Statistics (-Ystatistics:typer):

time spent in implicits       : 276 spans, 1635ms (90.1%)
   successful in scope         : 129 spans, 1159ms (63.9%)
   failed in scope             : 147 spans, 1372ms (75.6%)
   successful of type          : 49 spans, 1554ms (85.6%)
   failed of type              : 98 spans, 1190ms (65.6%)
   assembling parts            : 144 spans, 59ms (3.3%)
   matchesPT                   : 11475 spans, 172ms (9.5%)
time spent in macroExpand     : 216 spans, 1351ms (74.4%)

The time to do the macro expansions significantly increases with the number of elements. My best guess why that is happening are the following actions:

Lazy expansion during TypelevelFoldLeft derivation
repeated Witness derivation (API type creation and during RequestDataBuilder/RouteExtractor derivation

We also face the problem of multiple passes of the API type.
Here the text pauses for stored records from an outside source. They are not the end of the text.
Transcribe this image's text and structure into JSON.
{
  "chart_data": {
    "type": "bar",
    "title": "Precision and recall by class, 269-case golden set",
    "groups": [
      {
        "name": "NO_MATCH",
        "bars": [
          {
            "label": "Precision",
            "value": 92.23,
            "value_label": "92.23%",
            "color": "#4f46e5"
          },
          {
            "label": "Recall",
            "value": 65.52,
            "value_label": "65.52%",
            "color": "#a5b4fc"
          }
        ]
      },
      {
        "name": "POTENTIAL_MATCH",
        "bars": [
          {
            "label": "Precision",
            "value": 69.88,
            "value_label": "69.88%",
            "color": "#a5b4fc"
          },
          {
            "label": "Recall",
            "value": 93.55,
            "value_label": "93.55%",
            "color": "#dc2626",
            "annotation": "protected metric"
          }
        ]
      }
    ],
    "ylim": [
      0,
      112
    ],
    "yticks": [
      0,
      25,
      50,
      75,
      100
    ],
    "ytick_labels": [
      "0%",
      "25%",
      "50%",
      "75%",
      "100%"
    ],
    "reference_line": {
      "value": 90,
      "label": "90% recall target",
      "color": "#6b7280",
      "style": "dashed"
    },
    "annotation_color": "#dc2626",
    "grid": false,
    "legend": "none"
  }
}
But that should "only" add a constant factor to the compile time.

An indicator that the recursive Lazy resolution during the TypelevelFoldLeft derivation could be the main problem is given by the fact that Witness derivation during API-to-type transformation needs considerable less time:

time spent in implicits       : 28 spans, 139ms (27.5%)
   successful in scope         : 0 spans, 0ms (0.0%)
   failed in scope             : 28 spans, 88ms (17.5%)
   successful of type          : 6 spans, 38ms (7.7%)
   failed of type              : 22 spans, 11ms (2.2%)
   assembling parts            : 28 spans, 3ms (0.6%)
   matchesPT                   : 430 spans, 10ms (2.0%)
time spent in macroExpand     : 5 spans, 24ms (4.9%)

To get a complete picture I need to profile the compiler. But before doing that I will start by implementing a low hanging fruit which is fusing the different derivation passes. Instead of having a fold, request data, etc. pass I will fuse them into a single pass. That way I should get rid of the recursive Lazy and spare me the repeated iterations.

If the problem still persists I have to invest more time and take a deeper look.

Paul Heymann · Answer 1 · Wed May 22 2019 17:34:48 GMT+0800 (China Standard Time)

I think this problem can be solved by merging the different transformation stages into a single one. That means, instead of having a HList of ApiElements which we transform into a tuple storing ApiOps and Witnesses we directly create the tuple. Thus we would get rid of TypeLevelFoldLeft and the corresponding computations.

Furthermore, we could take a look into implicit caching to reduce the number of Witness derivations.

Until this problem isn't solved, I will mark this project/repository as experimental.